To configure the OpenStack installation method

  1. Do one of the following depending on whether you have used, or are planning to use, DevStack or another method to install OpenStack.
    • DevStack installation
      If you have already installed OpenStack using DevStack
      Add the following code to the end of the local.conf file, and then reinstall OpenStack.
      If you are planning to install OpenStack using DevStack
      Add the following code to the end of the local.conf file before installation.
      [[post-config|$NOVA_CONF]] 
[DEFAULT]
notification_topics = notifications,com.ibm.asm.obs.nova.notify
notification_driver=messagingv2 
notify_on_state_change=vm_and_task_state 
notify_on_any_change=True
    • Other installation
      For standard (or any other) OpenStack installations
      Add the following code under the [DEFAULT] section of the nova.conf file, and then restart the nova compute service.
      notification_topics = notifications,com.ibm.asm.obs.nova.notify
notification_driver=messagingv2 
notify_on_state_change=vm_and_task_state 
notify_on_any_change=True
      To enable port numbers for standard OpenStack installations
      OpenStack assigns specific port numbers to each of its service.
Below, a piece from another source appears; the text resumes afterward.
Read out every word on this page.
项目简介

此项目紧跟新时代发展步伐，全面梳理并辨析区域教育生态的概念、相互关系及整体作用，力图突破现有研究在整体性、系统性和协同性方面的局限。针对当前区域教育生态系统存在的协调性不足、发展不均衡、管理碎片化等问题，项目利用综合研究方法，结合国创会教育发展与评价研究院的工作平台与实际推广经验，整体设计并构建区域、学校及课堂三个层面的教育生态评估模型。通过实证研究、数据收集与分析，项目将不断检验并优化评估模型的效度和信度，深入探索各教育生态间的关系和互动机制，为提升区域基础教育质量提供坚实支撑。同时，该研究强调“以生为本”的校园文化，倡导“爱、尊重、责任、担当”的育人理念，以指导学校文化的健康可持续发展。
For Agile Service Manager to communicate with the OpenStack instance, you must enable the following default ports.
      Tip: Check with your OpenStack administrator if custom port numbers have been configured.
      Load jobs
      Default ports:
      • KeyStone: 5000
      • Nova: 8774
      • Neutron: 9696
      • Glance: 9292
      • Cinder: 8776
      • Heat: 8004
      Listen jobs
      Default port:
      • RabbitMQ: 5672

To start the Load and Listener jobs

  1. To start the OpenStack Observer Full Topology Upload job, use the following command: 
    $ASM_HOME/bin/openstack_observer_query_start.sh
    The Full Topology Upload job loads all requested topology data. This job runs only once.
  2. To start the OpenStack Observer listener job, use the following command: 
    $ASM_HOME/bin/openstack_observer_listen_start.sh
    The Listener job monitors its source for updates and runs until it is explicitly stopped, or until the Observer is stopped.

What to do next

You can also use the following scripts:
openstack_observer_query_stop.sh
Stops the Full Topology Upload job
openstack_observer_listen_stop.sh
Stops the Listener job
openstack_observer_job_list.sh
Lists the status of current jobs
openstack_observer_log_level.sh
Sets the log level
Remember: As an alternative to being configured using the Observer Configuration UI, observer jobs have scripts to start and stop all available jobs, to list the status of a current job, and to set its logging levels. These scripts can be run with -h or --help to display help information, and with -v or --verbose to print out the details of the actions performed by the script, including the full cURL command. For the on-prem version of Agile Service Manager, observer scripts are configured for specific jobs by editing the script configuration files.